Der letzte Fall betraf einen pro-Bolsonaro-Geschäftsmann, der ein Video auf Instagram veröffentlichte, in dem er mit einem Sturmgewehr auf ein Bild von Lula schoss. Luiz Henrique Crestani löschte das Video später und gab eine Erklärung ab, in der er einräumte, dem Linken gegenüber "feindselig" gewesen zu sein, bestritt aber, zu illegalen Handlungen "anstiften" zu wollen.

Crestani stammt aus Santa Catarina, einem wohlhabenden südlichen Bundesstaat mit einer bedeutenden deutschen und italienischen Diaspora, in der Waffen und Bolsonaro ein hohes Ansehen genießen. Im Jahr 2018 stimmten über 75% der Catarinas für Bolsonaro, der zweithöchste Wert in einem Bundesstaat. Der Bundesstaat hat die meisten Waffenvereine pro Kopf in Brasilien.

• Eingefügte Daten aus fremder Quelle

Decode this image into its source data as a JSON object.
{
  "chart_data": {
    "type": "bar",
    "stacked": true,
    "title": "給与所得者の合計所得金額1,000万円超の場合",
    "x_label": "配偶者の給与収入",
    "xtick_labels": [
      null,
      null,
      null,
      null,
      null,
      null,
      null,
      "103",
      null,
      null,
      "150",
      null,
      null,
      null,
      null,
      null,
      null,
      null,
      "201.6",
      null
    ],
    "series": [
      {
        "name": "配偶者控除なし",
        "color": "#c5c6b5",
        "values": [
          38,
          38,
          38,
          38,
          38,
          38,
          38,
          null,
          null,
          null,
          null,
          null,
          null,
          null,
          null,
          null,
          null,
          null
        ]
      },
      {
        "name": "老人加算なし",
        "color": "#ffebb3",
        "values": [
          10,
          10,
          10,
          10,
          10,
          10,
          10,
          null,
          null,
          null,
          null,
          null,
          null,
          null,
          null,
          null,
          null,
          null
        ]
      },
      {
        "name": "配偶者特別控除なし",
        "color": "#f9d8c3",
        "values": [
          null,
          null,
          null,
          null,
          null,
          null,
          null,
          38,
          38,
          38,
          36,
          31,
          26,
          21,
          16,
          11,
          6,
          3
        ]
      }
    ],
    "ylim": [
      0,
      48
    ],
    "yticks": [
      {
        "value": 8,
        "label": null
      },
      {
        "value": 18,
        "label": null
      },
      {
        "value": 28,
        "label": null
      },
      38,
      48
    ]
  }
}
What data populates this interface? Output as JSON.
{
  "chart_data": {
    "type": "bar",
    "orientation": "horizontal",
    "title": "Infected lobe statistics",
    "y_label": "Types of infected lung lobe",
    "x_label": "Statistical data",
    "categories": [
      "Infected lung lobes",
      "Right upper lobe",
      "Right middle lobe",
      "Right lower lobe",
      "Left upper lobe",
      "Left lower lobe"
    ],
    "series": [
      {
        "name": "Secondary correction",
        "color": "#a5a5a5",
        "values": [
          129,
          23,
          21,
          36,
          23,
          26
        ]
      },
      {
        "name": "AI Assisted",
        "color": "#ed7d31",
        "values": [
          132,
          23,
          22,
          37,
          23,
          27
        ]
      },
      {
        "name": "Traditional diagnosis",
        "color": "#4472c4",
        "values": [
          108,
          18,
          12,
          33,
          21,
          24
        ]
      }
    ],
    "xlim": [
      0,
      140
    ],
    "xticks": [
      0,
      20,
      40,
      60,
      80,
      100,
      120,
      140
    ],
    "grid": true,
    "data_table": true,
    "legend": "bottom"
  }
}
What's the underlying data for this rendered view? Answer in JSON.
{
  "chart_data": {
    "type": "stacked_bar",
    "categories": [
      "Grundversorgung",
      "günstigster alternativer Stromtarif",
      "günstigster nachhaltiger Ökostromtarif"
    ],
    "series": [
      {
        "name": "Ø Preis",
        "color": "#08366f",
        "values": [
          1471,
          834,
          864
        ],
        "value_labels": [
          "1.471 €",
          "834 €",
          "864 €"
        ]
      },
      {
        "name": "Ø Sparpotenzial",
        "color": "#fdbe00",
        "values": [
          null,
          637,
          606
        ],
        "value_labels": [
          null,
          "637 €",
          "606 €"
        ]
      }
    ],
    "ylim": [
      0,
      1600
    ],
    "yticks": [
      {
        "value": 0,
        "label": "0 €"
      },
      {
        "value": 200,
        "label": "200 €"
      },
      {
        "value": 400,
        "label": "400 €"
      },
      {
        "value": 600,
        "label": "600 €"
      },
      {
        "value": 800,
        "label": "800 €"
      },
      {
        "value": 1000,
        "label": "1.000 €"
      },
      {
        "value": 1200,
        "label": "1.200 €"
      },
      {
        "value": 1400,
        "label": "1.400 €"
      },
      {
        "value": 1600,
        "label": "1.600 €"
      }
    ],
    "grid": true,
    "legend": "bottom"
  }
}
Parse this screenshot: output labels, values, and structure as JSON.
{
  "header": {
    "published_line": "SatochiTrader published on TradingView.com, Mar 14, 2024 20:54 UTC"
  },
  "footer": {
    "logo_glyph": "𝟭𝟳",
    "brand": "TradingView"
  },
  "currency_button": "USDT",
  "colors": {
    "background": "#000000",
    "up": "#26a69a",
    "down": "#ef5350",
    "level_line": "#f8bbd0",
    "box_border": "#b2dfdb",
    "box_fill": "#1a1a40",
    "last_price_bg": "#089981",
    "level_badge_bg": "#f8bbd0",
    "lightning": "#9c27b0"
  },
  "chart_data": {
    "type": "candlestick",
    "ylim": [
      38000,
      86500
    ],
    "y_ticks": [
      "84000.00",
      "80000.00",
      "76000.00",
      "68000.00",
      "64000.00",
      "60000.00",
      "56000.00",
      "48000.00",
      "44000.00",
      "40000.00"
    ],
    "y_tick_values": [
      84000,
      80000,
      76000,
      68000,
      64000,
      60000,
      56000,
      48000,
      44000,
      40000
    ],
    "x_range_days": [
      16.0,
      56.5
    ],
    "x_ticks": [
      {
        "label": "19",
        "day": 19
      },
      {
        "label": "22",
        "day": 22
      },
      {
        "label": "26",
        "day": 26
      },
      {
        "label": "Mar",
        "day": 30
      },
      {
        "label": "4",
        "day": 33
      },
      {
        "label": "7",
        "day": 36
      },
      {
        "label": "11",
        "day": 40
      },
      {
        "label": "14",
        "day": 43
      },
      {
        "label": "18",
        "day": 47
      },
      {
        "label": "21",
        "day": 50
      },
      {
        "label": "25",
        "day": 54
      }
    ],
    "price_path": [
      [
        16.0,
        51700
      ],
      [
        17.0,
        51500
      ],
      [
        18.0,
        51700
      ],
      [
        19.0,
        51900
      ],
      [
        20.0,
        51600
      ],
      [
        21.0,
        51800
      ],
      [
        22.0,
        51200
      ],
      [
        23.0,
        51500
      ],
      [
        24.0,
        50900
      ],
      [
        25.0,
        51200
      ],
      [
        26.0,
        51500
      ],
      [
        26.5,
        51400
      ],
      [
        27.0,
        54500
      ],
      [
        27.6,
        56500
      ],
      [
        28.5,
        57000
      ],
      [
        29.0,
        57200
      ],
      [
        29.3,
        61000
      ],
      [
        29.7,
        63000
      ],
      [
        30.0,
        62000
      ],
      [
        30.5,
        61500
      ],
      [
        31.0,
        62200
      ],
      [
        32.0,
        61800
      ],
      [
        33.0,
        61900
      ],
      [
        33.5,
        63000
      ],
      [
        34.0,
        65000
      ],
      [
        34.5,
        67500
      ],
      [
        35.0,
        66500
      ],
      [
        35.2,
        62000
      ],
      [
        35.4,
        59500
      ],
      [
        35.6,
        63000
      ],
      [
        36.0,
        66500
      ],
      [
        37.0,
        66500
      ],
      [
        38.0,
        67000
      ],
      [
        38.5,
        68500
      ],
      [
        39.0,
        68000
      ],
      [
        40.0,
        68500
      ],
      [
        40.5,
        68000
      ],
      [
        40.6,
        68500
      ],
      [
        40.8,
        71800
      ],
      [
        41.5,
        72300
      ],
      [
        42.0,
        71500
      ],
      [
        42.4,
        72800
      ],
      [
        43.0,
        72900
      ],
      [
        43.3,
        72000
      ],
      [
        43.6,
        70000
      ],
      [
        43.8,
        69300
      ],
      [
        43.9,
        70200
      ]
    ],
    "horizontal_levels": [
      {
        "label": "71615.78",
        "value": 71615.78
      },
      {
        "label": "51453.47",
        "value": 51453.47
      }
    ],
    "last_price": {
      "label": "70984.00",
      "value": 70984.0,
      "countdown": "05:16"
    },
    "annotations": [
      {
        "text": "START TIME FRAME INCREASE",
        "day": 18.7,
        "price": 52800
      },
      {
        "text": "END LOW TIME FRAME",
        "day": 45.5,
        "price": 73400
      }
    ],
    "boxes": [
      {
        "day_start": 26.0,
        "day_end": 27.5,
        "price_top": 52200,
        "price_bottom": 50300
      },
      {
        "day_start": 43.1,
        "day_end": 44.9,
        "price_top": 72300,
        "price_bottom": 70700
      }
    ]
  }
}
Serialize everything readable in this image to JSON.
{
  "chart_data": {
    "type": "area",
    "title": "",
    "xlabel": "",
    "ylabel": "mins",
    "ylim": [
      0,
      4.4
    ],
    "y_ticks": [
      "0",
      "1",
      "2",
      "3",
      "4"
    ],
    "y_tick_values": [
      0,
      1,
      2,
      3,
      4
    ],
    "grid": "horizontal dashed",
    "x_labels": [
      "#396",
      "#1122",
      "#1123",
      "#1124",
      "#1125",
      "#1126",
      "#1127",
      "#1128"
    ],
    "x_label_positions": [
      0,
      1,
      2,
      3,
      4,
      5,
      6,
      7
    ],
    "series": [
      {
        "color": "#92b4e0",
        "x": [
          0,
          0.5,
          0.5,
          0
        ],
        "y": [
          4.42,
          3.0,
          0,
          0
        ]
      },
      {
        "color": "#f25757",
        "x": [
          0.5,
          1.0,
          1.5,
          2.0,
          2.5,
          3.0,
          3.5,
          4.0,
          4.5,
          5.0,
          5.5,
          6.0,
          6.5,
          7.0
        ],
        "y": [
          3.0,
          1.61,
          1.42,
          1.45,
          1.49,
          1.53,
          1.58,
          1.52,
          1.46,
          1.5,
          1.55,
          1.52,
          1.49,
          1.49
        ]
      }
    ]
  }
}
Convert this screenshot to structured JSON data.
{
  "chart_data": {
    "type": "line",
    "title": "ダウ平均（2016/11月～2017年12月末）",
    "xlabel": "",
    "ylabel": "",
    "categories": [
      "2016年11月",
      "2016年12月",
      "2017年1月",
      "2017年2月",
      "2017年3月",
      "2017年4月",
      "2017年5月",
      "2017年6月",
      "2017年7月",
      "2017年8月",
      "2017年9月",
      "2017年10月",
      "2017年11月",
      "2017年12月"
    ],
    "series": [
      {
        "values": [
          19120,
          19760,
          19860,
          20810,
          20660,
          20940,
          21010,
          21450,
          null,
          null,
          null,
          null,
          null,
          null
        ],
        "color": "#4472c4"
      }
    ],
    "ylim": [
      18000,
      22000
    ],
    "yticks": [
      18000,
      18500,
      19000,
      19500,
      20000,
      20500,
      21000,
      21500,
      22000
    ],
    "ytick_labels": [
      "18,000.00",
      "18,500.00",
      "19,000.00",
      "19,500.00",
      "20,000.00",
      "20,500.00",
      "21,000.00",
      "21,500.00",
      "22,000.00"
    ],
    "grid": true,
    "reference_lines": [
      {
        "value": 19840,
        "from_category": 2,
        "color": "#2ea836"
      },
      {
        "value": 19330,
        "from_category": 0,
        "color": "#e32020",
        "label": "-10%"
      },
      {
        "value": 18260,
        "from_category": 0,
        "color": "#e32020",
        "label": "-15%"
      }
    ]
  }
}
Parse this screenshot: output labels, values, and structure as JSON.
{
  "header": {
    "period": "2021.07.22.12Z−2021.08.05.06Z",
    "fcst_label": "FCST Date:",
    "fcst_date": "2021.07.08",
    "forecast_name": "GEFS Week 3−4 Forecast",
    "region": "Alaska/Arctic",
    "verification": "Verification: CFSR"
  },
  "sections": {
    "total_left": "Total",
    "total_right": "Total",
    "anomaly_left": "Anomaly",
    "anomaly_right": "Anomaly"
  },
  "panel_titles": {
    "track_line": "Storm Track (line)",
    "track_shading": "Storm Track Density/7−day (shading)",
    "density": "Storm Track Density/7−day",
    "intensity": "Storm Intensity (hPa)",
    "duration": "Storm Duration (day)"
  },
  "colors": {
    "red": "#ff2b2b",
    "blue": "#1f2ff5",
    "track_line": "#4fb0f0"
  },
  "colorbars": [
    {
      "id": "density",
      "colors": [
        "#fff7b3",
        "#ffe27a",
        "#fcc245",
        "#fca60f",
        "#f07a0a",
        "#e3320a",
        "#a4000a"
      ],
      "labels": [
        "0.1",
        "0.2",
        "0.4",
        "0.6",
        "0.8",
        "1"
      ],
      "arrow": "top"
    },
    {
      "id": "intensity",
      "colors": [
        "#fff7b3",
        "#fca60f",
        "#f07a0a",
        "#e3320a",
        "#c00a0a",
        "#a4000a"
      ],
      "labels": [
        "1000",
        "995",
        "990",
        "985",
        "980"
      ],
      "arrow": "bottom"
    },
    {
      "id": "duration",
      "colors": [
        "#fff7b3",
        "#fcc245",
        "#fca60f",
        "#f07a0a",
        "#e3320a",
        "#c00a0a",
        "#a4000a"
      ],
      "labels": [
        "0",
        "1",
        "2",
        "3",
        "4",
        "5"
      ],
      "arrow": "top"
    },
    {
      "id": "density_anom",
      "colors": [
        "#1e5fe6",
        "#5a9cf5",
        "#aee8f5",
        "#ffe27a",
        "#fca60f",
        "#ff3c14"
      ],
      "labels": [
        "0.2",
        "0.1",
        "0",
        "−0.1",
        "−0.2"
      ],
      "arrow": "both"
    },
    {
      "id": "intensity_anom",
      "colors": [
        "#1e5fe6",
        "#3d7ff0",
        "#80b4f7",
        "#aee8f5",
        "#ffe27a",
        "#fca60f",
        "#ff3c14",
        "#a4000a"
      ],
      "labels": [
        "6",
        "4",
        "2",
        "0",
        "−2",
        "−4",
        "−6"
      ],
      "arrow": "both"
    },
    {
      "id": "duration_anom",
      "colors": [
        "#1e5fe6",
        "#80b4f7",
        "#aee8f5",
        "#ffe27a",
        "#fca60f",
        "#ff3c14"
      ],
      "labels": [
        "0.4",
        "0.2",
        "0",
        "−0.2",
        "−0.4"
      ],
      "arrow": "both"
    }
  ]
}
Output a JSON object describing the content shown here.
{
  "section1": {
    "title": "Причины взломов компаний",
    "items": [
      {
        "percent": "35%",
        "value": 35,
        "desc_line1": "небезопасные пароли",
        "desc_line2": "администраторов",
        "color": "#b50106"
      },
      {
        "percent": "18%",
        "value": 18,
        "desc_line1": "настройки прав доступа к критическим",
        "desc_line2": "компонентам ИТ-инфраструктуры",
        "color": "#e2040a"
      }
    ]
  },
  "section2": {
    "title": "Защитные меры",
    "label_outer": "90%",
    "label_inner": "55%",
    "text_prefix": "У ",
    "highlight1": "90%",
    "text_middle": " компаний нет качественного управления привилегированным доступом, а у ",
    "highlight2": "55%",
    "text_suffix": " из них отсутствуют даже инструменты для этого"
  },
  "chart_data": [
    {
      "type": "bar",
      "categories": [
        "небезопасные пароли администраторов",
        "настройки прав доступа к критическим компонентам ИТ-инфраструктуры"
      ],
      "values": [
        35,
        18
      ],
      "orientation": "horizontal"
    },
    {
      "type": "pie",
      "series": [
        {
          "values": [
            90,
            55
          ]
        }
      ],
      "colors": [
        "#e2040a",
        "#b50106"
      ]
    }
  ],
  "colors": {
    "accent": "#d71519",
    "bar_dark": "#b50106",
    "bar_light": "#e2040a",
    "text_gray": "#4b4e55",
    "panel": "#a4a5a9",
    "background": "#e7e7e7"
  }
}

Die Sicherheitsvorkehrungen bei einer Lula-Veranstaltung in der Landeshauptstadt Florianopolis in diesem Monat waren streng: Scharfschützen standen auf den Dächern der Gebäude und ein Hubschrauber flog im Tiefflug über die fahnenschwenkende Menge.

Laut der jüngsten Umfrage des Meinungsforschungsinstituts Ipec hat Lula in Santa Catarina nur 27% der Wählerstimmen, Bolsonaro dagegen 49%. Eine Quelle aus dem Wahlkampf sagte, er habe erwogen, den Bundesstaat auszulassen. In seiner Rede sagte Lula, einige hätten ihm geraten, dem Bundesstaat fernzubleiben, da dies "Bolsonaros Territorium ist und ich dort nicht gut ankommen würde".

Marcia Hofmann, eine 70-jährige Lula-Anhängerin, sagte, dass Bolsonaro-Fans sie oft beschimpfen, wenn sie auf der Straße PT-Kleidung trägt. Sie macht sich Sorgen, dass viele von ihnen jetzt bewaffnet sind.

"Die Bolsonaristas sind ... sehr gewalttätig", sagte sie. "Ich habe also ein bisschen Angst."